= Heinrich Christian Funck =

German botanist (1771–1839)

Heinrich Christian Funck (22 November 1771 – 14 April 1839) was a German pharmacist and bryologist. He was a co-founder of the Regensburg Botanical Society.

Funck was born in Wunsiedel, Bavaria. He received early training at a pharmacy in Regensburg, subsequently studying in Salzburg, Erlangen and Jena. In 1803 he acquired the family-owned pharmacy in Gefrees, from where he performed research of cryptogams, especially bryophytes. He conducted botanical investigations in the nearby Fichtel Mountains, and also organized excursions to the Salzburg Alps, Italy, Switzerland, et al. Funck edited several series of exsiccatae and distributed the sets of specimens in bounded volumes. In 1800 he started the first of them with the title Cryptogamische Gewächse des Fichtelgebirg's.

In 1834 he sold the pharmacy in Gefrees in order to devote more time and energy to botany.
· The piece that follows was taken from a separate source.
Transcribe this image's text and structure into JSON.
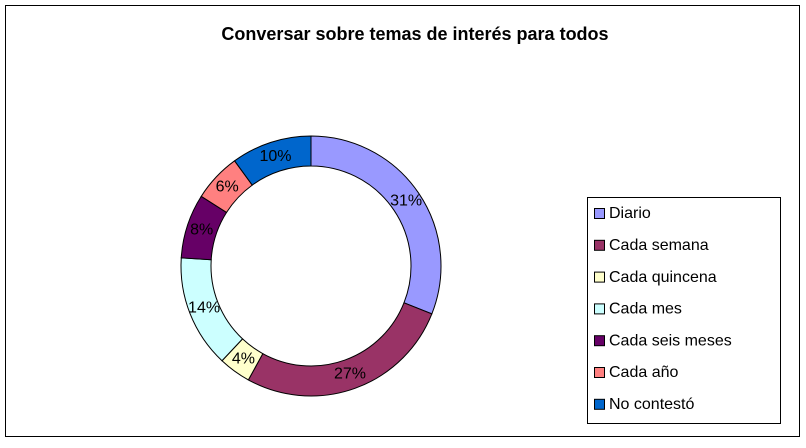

Funck died of a stroke in Gefrees on 14 April 1839.

== Written works ==
- Kryptogamische Gewächse des Fichtelgebirges, Leipzig; exsiccata work, second edition 1806–1838, 42 fascicles) – Cryptogamic plants of the Fichtelgebirge.
- Deutschlands Moose: Ein Taschenherbarium zum Gebrauch auf botanischen Excursionen, Bayreuth (1820) – Mosses of Germany : a pocket herbarium for use on botanical excursions.